Proper function of the femoral nerve is vital for the coordinated movements and stability of the knee. Damage or injury to the femoral nerve can result in muscle weakness or even paralysis, affecting the ability to extend the knee and potentially leading to difficulty when walking or maintaining balance [23]

Femoral nerve highlighted in red

Here we can see the femoral nerve highlighted in red. The femoral nerve innervates the quadriceps muscle group, including the vastus intermedius. The femoral nerve originates from the spinal nerve roots of L2, L3, and L4.

Image of the quadriceps muscle innervation the femoral nerve

Here we can see the innervation of the quadriceps muscle group, the femoral nerve is a major branch of the lumbar plexus.

Blood Supply

Blood is supplied to the vastus intermedius via the femoral artery.
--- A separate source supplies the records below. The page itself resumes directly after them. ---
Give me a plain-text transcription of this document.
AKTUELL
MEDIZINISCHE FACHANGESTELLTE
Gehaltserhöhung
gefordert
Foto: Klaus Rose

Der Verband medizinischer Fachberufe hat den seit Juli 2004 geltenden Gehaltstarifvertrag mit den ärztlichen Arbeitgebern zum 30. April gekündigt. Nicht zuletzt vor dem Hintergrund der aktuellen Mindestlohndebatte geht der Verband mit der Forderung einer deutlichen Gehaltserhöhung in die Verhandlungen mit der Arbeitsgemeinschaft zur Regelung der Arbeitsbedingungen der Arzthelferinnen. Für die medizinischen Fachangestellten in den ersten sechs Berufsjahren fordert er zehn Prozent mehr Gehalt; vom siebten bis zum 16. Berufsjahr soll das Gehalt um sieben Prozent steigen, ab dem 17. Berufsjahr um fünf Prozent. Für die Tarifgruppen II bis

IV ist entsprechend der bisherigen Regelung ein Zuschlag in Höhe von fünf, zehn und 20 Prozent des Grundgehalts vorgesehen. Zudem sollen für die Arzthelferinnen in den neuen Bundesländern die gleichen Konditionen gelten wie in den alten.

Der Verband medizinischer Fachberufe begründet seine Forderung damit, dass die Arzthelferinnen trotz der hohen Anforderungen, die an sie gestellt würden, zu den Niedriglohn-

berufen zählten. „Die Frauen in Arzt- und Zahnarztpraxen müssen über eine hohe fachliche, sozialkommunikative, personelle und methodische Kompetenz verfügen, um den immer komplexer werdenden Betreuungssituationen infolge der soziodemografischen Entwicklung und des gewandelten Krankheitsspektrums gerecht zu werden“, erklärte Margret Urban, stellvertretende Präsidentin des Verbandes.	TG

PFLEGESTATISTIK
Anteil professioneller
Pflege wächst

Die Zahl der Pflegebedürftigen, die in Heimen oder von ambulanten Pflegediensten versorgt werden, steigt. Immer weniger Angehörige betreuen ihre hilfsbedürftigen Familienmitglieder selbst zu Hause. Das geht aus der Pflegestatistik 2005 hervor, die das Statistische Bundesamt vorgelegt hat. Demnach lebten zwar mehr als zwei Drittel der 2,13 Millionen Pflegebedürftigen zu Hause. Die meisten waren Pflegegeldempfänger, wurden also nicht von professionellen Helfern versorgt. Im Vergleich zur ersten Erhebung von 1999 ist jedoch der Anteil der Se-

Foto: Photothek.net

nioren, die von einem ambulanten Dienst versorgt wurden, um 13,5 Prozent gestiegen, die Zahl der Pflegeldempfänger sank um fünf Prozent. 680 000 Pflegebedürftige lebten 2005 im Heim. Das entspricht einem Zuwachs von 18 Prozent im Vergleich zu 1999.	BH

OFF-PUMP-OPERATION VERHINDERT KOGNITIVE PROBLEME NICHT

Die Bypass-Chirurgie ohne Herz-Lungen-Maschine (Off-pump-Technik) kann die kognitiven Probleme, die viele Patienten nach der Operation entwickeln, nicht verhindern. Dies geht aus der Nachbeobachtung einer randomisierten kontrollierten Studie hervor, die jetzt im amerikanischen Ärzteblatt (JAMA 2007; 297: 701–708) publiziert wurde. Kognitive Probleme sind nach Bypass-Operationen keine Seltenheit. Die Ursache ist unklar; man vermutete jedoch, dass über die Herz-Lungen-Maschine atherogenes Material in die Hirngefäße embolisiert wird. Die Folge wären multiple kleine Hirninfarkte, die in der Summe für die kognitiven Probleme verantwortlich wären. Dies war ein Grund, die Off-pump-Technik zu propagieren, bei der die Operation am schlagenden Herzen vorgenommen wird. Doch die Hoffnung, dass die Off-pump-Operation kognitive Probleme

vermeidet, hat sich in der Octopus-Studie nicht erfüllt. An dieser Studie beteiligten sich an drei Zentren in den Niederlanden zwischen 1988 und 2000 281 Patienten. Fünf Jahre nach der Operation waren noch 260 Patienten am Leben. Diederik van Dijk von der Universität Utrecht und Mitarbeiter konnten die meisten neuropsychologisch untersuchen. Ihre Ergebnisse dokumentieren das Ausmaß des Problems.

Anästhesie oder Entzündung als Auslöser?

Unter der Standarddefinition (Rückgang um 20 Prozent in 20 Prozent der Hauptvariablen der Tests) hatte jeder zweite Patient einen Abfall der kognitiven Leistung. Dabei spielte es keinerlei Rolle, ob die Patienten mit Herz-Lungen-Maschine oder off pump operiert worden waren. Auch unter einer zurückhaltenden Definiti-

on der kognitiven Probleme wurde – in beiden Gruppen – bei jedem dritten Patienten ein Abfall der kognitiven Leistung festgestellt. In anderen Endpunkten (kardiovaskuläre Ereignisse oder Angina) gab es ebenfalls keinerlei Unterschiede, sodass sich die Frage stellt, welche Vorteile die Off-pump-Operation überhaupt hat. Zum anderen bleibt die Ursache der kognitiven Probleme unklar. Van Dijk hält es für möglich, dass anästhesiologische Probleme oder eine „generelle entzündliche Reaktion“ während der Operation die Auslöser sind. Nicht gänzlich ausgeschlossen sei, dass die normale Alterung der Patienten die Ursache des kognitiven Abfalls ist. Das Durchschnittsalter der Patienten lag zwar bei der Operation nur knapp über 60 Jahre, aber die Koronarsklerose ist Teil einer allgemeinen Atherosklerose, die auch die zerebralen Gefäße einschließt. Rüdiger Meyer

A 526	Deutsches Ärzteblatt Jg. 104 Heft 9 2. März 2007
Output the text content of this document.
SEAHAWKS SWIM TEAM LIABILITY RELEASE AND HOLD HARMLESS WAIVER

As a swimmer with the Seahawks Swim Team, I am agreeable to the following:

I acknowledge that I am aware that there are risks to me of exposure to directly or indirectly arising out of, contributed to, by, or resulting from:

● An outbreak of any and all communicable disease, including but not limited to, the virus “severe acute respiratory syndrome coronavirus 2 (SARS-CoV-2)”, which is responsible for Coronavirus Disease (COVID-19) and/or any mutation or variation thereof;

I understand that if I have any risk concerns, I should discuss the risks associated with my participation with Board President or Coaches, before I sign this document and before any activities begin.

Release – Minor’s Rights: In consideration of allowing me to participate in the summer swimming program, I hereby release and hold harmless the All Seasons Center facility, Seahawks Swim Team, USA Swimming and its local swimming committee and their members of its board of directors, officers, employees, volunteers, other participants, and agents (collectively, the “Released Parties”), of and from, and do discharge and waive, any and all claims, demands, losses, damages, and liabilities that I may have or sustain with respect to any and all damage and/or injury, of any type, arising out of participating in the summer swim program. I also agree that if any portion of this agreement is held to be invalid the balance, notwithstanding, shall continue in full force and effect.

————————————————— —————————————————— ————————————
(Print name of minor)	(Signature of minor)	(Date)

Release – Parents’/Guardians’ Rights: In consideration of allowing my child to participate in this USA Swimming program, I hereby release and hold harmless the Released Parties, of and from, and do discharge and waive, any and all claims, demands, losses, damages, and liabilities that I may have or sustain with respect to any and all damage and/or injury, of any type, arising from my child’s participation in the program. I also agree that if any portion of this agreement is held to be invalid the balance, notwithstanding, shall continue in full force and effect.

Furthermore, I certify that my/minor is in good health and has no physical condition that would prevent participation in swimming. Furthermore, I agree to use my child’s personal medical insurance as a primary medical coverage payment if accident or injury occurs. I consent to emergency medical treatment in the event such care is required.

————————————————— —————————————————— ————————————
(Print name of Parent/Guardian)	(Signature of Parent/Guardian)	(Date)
The femoral artery begins at the inguinal ligament as the continuation of the external iliac artery. It courses through the femoral triangle of the thigh, continuing down the leg and supplying the many muscles and structures within this region, including the quadricep muscles [24] [25].

Image of the arteries of the lower limb

This image shows the arteries of the lower limb, including the femoral artery.